- Associated Press - Friday, May 26, 2017

RICHMOND, Va. (AP) - More Democrats than Virginia has seen in years are stepping up to run for the Republican-controlled House of Delegates, where every seat is up for grabs this fall.

The surge in candidates is among the latest examples of activism sparked by President Donald Trump’s surprising November victory, party officials and candidates say. The same angst that prompted the massive women’s march, creation of new progressive advocacy groups and donations to liberal causes is also drawing contenders into state politics as a way to push back against Trump’s agenda. Democrats in Virginia - the only Southern state Hillary Clinton won - hope they can chip away at the solid GOP House majority in November, if not retake the chamber for the first time in nearly two decades.

“It’s been raining candidates for us for about six months since Trump got elected,” Democratic House minority leader David Toscano said in a recent interview.

The Democratic candidates are diverse as about half are women, a quarter are people of color and at least five identify as LGBTQ, Toscano said. Many are political newcomers like Debra Rodman, a cultural anthropologist and professor at Randolph-Macon College.

Rodman said Trump’s victory gave her “the last push she needed” to run.

“I think the silver lining in (Trump’s) election is that people like me, women like me … now the doors have opened for us,” said Rodman, a challenger to longtime GOP Del. John O’Bannon in Henrico County’s 73rd district just outside Richmond. O’Bannon won a 2000 special election and has run unopposed since 2009.

“Now there’s all this grass-roots support for nonpoliticians to enter the races and there’s excitement about everyday folks to be able to fully represent their communities,” said Rodman, winner of a four-way primary who also faces an independent.

Democratic candidates have committed to running in 88 of 100 districts as of midweek, according to House Democratic caucus spokeswoman Katie Baker. They are contesting 54 of 66 GOP-held seats, she said. Compare that with 2015, when they fielded candidates in 56 districts and contested only 28 of 67 GOP-held seats, according to the Virginia Public Access Project, a nonpartisan political tracker.

Twenty districts will have a Democratic primary June 13, and four incumbents will face an intra-party challenger, including Toscano, who’s running against Ross Mittiga, a teacher and researcher at the University of Virginia. That’s more than in any year since at least 1999, according to the political tracker.

June primaries will narrow the field in many districts. Among those primaries, there are 15 in which Democrats are competing to take on a Republican incumbent. That’s happened only four other times in the past 10 years.

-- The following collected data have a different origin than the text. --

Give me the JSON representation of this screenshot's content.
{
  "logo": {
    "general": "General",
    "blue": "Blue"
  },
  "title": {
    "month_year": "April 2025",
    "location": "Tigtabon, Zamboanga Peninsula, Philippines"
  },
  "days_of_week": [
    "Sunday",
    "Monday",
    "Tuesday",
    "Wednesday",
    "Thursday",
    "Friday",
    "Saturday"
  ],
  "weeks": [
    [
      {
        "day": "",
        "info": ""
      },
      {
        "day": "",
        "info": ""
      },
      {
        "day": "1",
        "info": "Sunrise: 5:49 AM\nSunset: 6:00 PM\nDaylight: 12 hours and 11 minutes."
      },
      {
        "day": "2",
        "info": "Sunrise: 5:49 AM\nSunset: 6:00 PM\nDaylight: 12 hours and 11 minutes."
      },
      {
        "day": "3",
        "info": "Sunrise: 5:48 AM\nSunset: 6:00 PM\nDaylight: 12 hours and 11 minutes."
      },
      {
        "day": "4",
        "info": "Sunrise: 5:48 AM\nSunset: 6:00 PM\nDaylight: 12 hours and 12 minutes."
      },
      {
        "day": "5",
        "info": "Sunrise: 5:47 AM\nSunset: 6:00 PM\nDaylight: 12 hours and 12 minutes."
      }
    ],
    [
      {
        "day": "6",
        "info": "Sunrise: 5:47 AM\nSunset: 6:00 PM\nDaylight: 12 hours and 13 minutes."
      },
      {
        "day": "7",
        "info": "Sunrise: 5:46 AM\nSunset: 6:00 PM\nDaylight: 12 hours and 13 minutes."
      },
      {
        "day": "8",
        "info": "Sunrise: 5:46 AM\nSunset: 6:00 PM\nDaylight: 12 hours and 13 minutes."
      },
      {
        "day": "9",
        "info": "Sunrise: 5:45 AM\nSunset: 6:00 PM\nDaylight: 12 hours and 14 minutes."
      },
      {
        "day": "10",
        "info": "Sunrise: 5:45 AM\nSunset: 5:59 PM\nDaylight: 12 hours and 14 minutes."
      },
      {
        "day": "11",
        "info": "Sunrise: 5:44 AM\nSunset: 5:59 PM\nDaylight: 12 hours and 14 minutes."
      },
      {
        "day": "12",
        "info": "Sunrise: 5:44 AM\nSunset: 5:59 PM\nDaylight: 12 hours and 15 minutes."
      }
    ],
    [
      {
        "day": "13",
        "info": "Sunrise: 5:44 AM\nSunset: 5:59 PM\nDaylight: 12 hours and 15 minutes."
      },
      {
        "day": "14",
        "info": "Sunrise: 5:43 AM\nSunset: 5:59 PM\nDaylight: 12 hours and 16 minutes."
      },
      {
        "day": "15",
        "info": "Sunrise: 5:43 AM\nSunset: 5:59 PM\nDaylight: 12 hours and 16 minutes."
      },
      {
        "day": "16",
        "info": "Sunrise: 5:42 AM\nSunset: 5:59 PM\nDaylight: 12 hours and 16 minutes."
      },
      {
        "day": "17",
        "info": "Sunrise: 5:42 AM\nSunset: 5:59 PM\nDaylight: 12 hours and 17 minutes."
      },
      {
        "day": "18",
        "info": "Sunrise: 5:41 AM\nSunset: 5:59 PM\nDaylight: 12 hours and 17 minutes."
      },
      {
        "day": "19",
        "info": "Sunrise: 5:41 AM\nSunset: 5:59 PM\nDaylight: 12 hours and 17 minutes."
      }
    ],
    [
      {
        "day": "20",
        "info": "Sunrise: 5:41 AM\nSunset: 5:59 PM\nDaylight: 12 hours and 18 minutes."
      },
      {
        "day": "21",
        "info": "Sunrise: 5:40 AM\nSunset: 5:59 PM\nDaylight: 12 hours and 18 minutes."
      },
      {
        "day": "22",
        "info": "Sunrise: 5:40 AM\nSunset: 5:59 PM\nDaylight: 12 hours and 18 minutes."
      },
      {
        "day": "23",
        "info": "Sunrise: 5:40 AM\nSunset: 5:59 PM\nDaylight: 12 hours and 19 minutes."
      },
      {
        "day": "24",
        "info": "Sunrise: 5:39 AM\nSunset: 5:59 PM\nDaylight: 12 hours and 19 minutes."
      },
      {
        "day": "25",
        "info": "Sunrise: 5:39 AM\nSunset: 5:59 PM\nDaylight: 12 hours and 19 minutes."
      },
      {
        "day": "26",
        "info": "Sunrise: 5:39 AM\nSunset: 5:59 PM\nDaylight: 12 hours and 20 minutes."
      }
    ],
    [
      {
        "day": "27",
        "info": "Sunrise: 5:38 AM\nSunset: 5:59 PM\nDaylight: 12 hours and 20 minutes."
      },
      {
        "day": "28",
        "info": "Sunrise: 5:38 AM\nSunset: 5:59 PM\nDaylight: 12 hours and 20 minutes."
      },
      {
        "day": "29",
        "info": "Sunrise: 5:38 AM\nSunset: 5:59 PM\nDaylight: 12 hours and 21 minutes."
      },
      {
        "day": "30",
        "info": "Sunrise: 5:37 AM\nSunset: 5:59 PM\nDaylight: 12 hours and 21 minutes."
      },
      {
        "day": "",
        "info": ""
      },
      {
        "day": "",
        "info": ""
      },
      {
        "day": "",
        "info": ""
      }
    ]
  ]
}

In one especially crowded primary, four Democrats are facing off for the chance to take on Del. Bob Marshall, a long-serving ultraconservative often at odds with his party’s leadership. He regularly sponsors bills with little chance of passage and this year offered legislation that would have generally prohibited individuals from using bathrooms in government-owned buildings that don’t match their gender at birth. Among those hoping to challenge Marshall is Danica Roem, a transgender woman. Democrats note Clinton beat Trump in 17 House districts currently held by Republicans, including O’Bannon’s. That’s the same number they would need to pick up to gain a majority without a tie-breaking lieutenant governor’s vote.

But observers say flipping that many districts is going to be difficult.

“Our state party takes very seriously each and every challenge,” said John Whitbeck, chairman of the Republican Party of Virginia. He conceded some districts where Clinton won easily will “need special attention.” But he said the candidates Democrats have nominated are on the “fringe extreme,” and “have no message other than hating Donald Trump.”

And GOP House Majority Leader Kirk Cox said Republicans have a good record to run on, including passage of a balanced budget and pay raises for state workers.

Quentin Kidd, a political science professor at Christopher Newport University, said Democrats could take eight or 10 seats. But he expected the odds of getting many more than that are quite low.

“Incumbency advantage is a real thing,” said Kidd, who has been observing Virginia politics for almost 25 years.

Incumbents typically raise more campaign money and have relationships with businesses and other groups that largely fuel Virginia politics.

That isn’t stopping Kellen Squire, a 42-year-old emergency room nurse who’s challenging longtime GOP Del. Rob Bell in the solidly Republican-leaning 58th District in mostly rural areas outside of Charlottesville. First elected in 2001, Bell hasn’t faced a Democratic challenger since 2009 and has a significant fundraising lead.

“Certainly, I recognize the uphill climb. … But I felt pretty strongly that if you don’t run you can’t win. We need to be challenging folks everywhere,” Squire said.